Vegetation Trotz Hitze sind die Perspektiven für das Weinjahr 2018 sehr vielversprechend
Kerngesunde Trauben am Mittelrhein: Herausragende Aussichten für den Wein
Noch ist der Weinjahrgang 2018 nicht zu Hause, wie der Bacharacher Winzer Jochen Ratzenberger sagt, aber die Perspektiven sind bestens, dass in den kommenden Wochen schöne Weine gelesen werden können. Die Trauben nicht nur im Oberdiebacher Fürstenberg sind sehr gesund. Foto: Volker Boch
Volker Boch

Mittelrhein. Die Menschen stöhnen unter den heißen Bedingungen der späten Julitage. In der Landwirtschaft bleibt dafür allerdings keine Zeit, denn es gibt jede Menge zu tun. Im Weinbau ist dies nicht anders, denn auch hier sorgt die Witterung für ein rekordverdächtiges Tempo. Alles läuft darauf zu, dass ein extrem früher Lesebeginn ansteht – und ein tolles Ergebnis. Die Hitze ist für die Winzer dabei weniger ein Problem als die Ungewissheit, ob die derzeit positiven Aussichten auch ein glückliches Finale finden.

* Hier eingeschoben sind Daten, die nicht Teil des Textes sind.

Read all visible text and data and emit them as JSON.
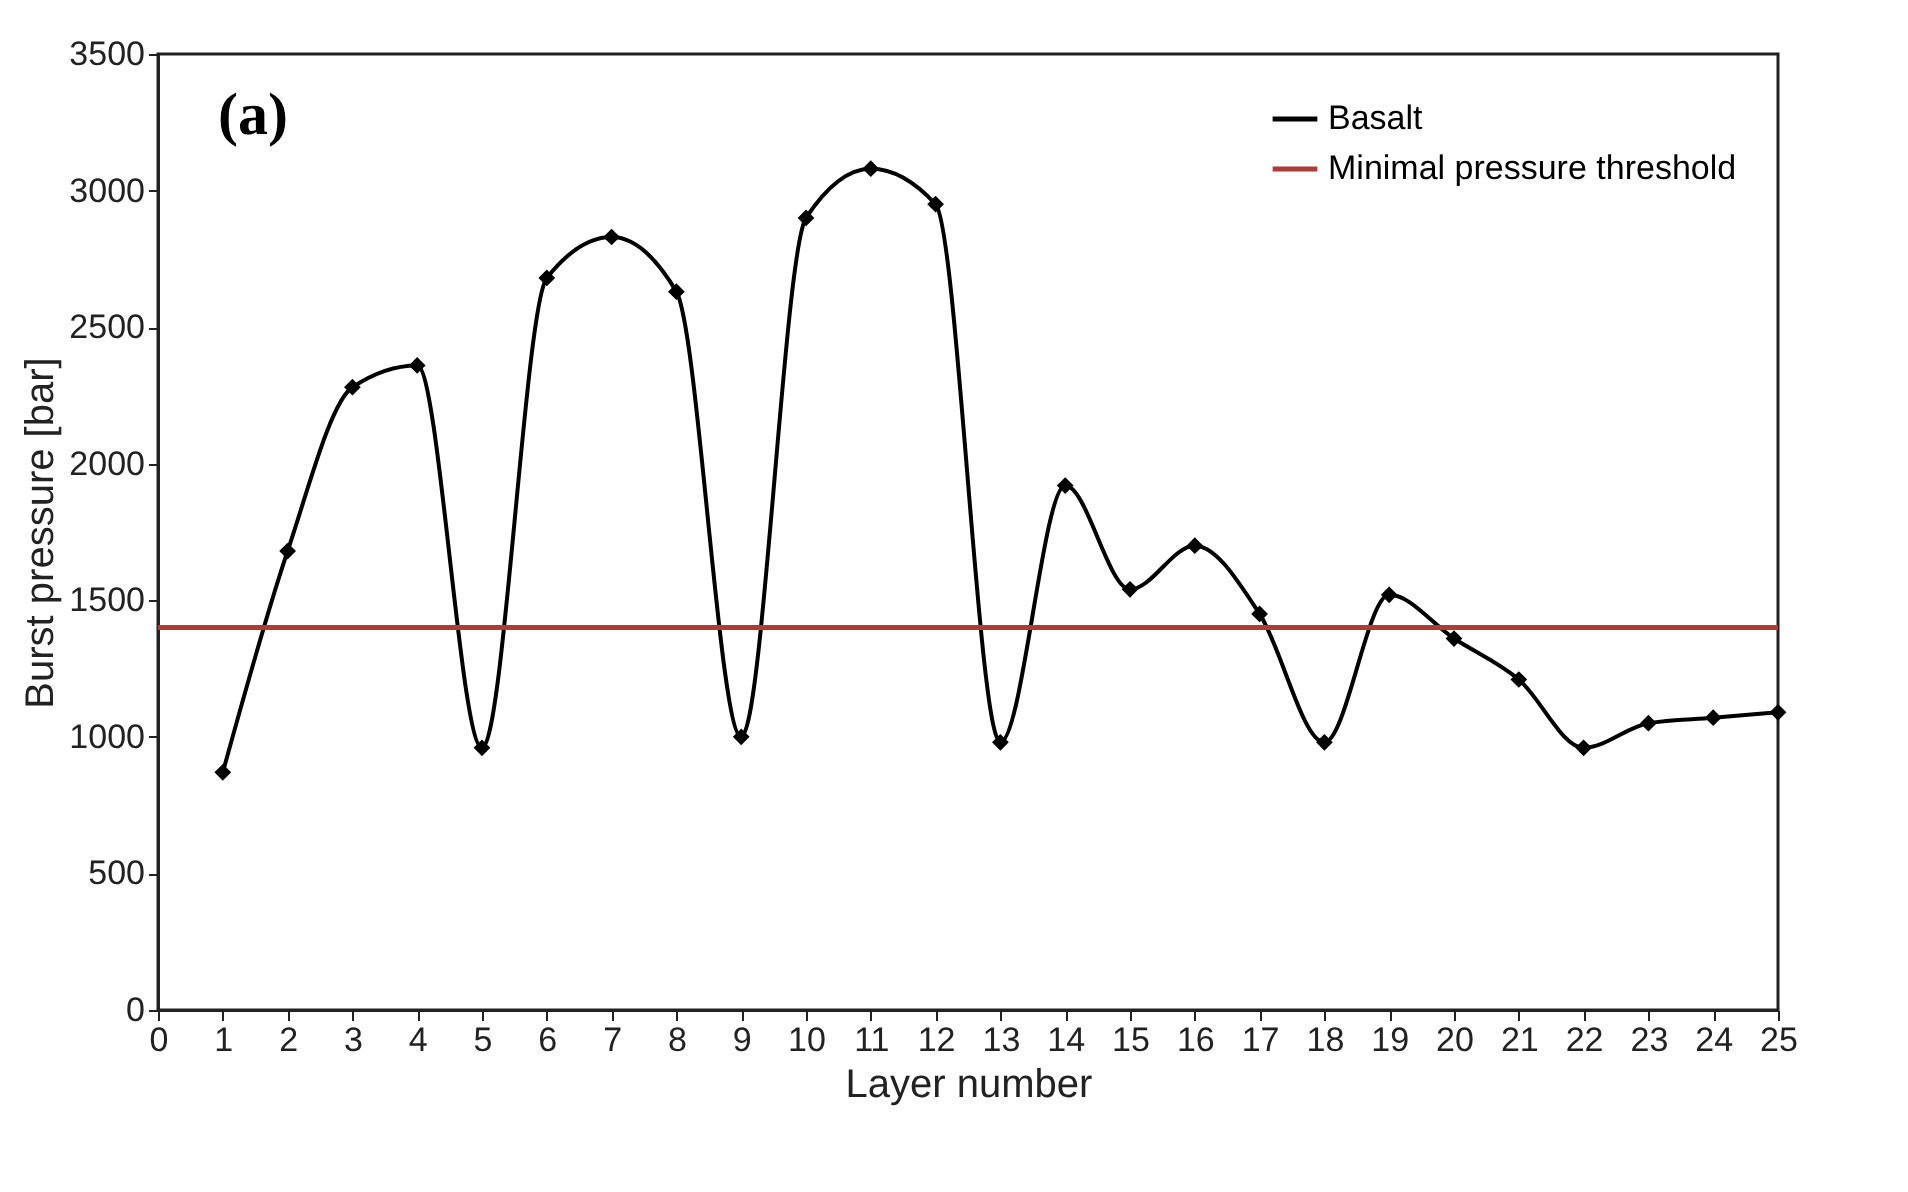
{
  "chart_data": {
    "type": "line",
    "xlabel": "Layer number",
    "ylabel": "Burst pressure [bar]",
    "x": [
      1,
      2,
      3,
      4,
      5,
      6,
      7,
      8,
      9,
      10,
      11,
      12,
      13,
      14,
      15,
      16,
      17,
      18,
      19,
      20,
      21,
      22,
      23,
      24,
      25
    ],
    "series": [
      {
        "name": "Basalt",
        "color": "#000000",
        "values": [
          870,
          1680,
          2280,
          2360,
          960,
          2680,
          2830,
          2630,
          1000,
          2900,
          3080,
          2950,
          980,
          1920,
          1540,
          1700,
          1450,
          980,
          1520,
          1360,
          1210,
          960,
          1050,
          1070,
          1090
        ]
      }
    ],
    "xlim": [
      0,
      25
    ],
    "xticks": [
      0,
      1,
      2,
      3,
      4,
      5,
      6,
      7,
      8,
      9,
      10,
      11,
      12,
      13,
      14,
      15,
      16,
      17,
      18,
      19,
      20,
      21,
      22,
      23,
      24,
      25
    ],
    "ylim": [
      0,
      3500
    ],
    "yticks": [
      0,
      500,
      1000,
      1500,
      2000,
      2500,
      3000,
      3500
    ],
    "ref_lines": [
      {
        "axis": "y",
        "value": 1400,
        "label": "Minimal pressure threshold",
        "color": "#b03a3a"
      }
    ],
    "annotations": [
      "(a)"
    ],
    "marker": "diamond",
    "grid": false,
    "legend": "top right"
  }
}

Es gibt schlechtere Plätze, den Sommer zu spüren als diesen zu Füßen der Fürstenberg. Die Burgruine im Rücken, sitzt es sich im Weinberg von Jochen Ratzenberg hoch über den Häusern von Oberdiebach äußerst italienisch. Die Sonne strahlt satt von oben, unten flimmert die Wasseroberfläche des Rheins im Tal, Ausflugsschiffe fahren den Strom entlang. Hier im Fürstenberg bietet die Natur ein famoses Schauspiel. Der Blick des Bacharacher Winzers geht in diesem Weinberg immer wieder ins Rund des Panoramablicks, wenngleich er in den zurückliegenden Wochen angesichts einer explosionsartigen Vegetation extrem viel zu tun hatte. Zuletzt war vor allem die Qualitätsarbeit gefragt, das Reduzieren von Blattwerk und Trauben, das dem Jahrgang seine Klasse geben soll.

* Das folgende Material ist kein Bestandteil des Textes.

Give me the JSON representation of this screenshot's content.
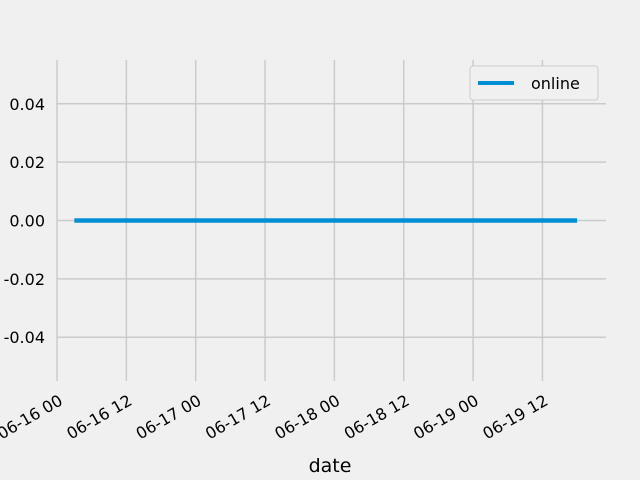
{
  "chart_data": {
    "type": "line",
    "title": "",
    "xlabel": "date",
    "ylabel": "",
    "x_ticks": [
      "06-16 00",
      "06-16 12",
      "06-17 00",
      "06-17 12",
      "06-18 00",
      "06-18 12",
      "06-19 00",
      "06-19 12"
    ],
    "y_ticks": [
      "-0.04",
      "-0.02",
      "0.00",
      "0.02",
      "0.04"
    ],
    "xlim": [
      "2023-06-16 00:00",
      "2023-06-19 23:00"
    ],
    "ylim": [
      -0.055,
      0.055
    ],
    "grid": true,
    "legend_position": "upper right",
    "series": [
      {
        "name": "online",
        "color": "#008fd5",
        "x": [
          "2023-06-16 03:00",
          "2023-06-19 18:00"
        ],
        "y": [
          0.0,
          0.0
        ]
      }
    ]
  }
}
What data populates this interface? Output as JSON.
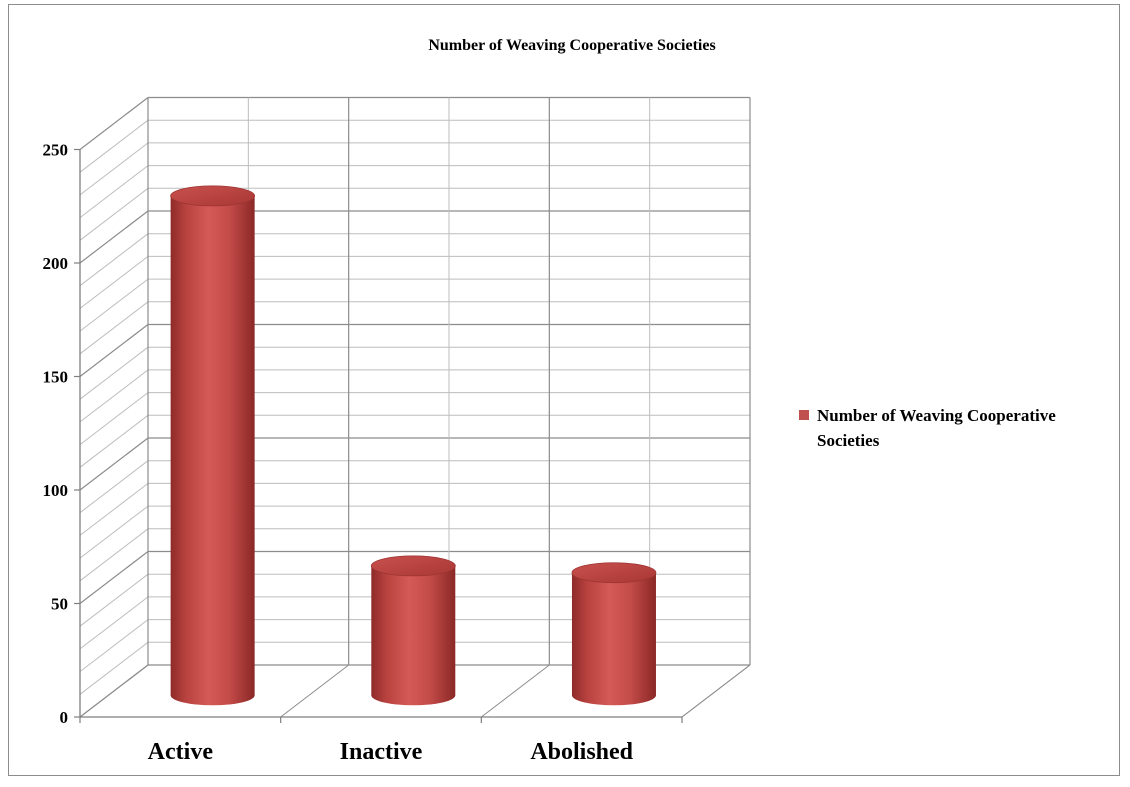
{
  "chart_data": {
    "type": "bar",
    "style": "3d-cylinder",
    "title": "Number of Weaving Cooperative Societies",
    "xlabel": "",
    "ylabel": "",
    "categories": [
      "Active",
      "Inactive",
      "Abolished"
    ],
    "series": [
      {
        "name": "Number of Weaving Cooperative Societies",
        "values": [
          220,
          57,
          54
        ],
        "color": "#c0504d"
      }
    ],
    "ylim": [
      0,
      250
    ],
    "yticks": [
      0,
      50,
      100,
      150,
      200,
      250
    ],
    "grid": true,
    "legend_position": "right",
    "legend": {
      "line1": "Number of Weaving Cooperative",
      "line2": "Societies"
    }
  }
}
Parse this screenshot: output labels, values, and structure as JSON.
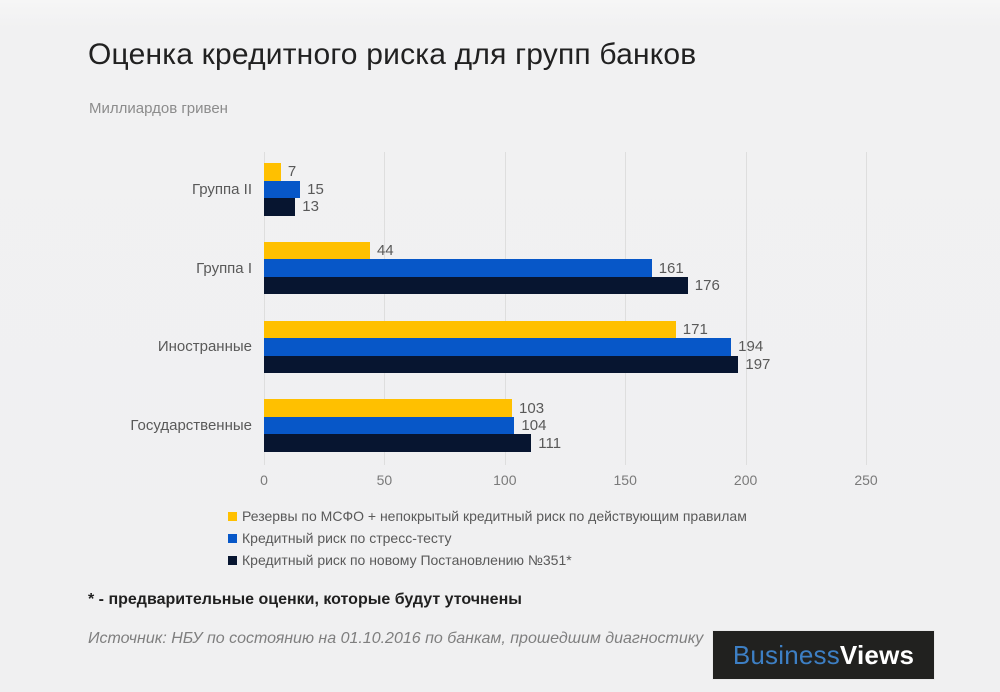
{
  "title": "Оценка кредитного риска для групп банков",
  "subtitle": "Миллиардов гривен",
  "chart_data": {
    "type": "bar",
    "orientation": "horizontal",
    "categories": [
      "Группа II",
      "Группа I",
      "Иностранные",
      "Государственные"
    ],
    "series": [
      {
        "name": "Резервы по МСФО + непокрытый кредитный риск по действующим  правилам",
        "color": "#FFC000",
        "values": [
          7,
          44,
          171,
          103
        ]
      },
      {
        "name": "Кредитный риск по стресс-тесту",
        "color": "#0757C8",
        "values": [
          15,
          161,
          194,
          104
        ]
      },
      {
        "name": "Кредитный риск по новому Постановлению  №351*",
        "color": "#071530",
        "values": [
          13,
          176,
          197,
          111
        ]
      }
    ],
    "x_ticks": [
      0,
      50,
      100,
      150,
      200,
      250
    ],
    "xlim": [
      0,
      250
    ],
    "grid": true,
    "legend_position": "bottom"
  },
  "footnote": "* - предварительные оценки, которые будут уточнены",
  "source": "Источник: НБУ по состоянию на 01.10.2016 по банкам, прошедшим диагностику",
  "logo": {
    "part1": "Business",
    "part2": "Views"
  }
}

Die frühe Blüte, die anhaltend hohen Temperaturen und das insgesamt überaus stabile Wetter haben den diesjährigen Kalender im regionalen Weinbau extrem verdichtet. „So ein Jahr ist nicht einfach“, sagt Ratzenberger, der nicht nur als Vorsitzender des VDP Mittelrhein erlebt, wie alle Kollegen gefordert sind. „Der Wuchs war speziell im Juni so stark, dass viele Winzer kaum hinterherkamen. Es war extrem viel Arbeit.“

Es galt nicht nur, mit dem hohen Tempo der Natur Schritt zu halten, sondern auch das Ergebnis im Blick zu halten – die Arbeit auf ein bestmögliches Resultat auszurichten. Ratzenberger erinnert in diesem Zusammenhang an das Jahr 2011, als gerade der Herbst für extreme Bedingungen sorgte und hohe Temperaturen die Mostgewichte in die Höhe steigen ließen. In der Bacharacher Paradelage Wolfshöhle erntete Ratzenberger im Durchschnitt 115 Grad Oechsle, sozusagen Beerenauslesen vom Stock. Entsprechend wichtig ist es, auf eine Balance zu achten, auf eine gute Mischung von Mostgewicht und physiologischer Reife der Beeren. Das Jahr 2018 unterscheidet sich in dieser Hinsicht auch kolossal vom Jahr 2003, als die Reben angesichts wochenlanger Temperaturspitzen zwischenzeitlich energiesparend das Traubenwachstum „einstellten“.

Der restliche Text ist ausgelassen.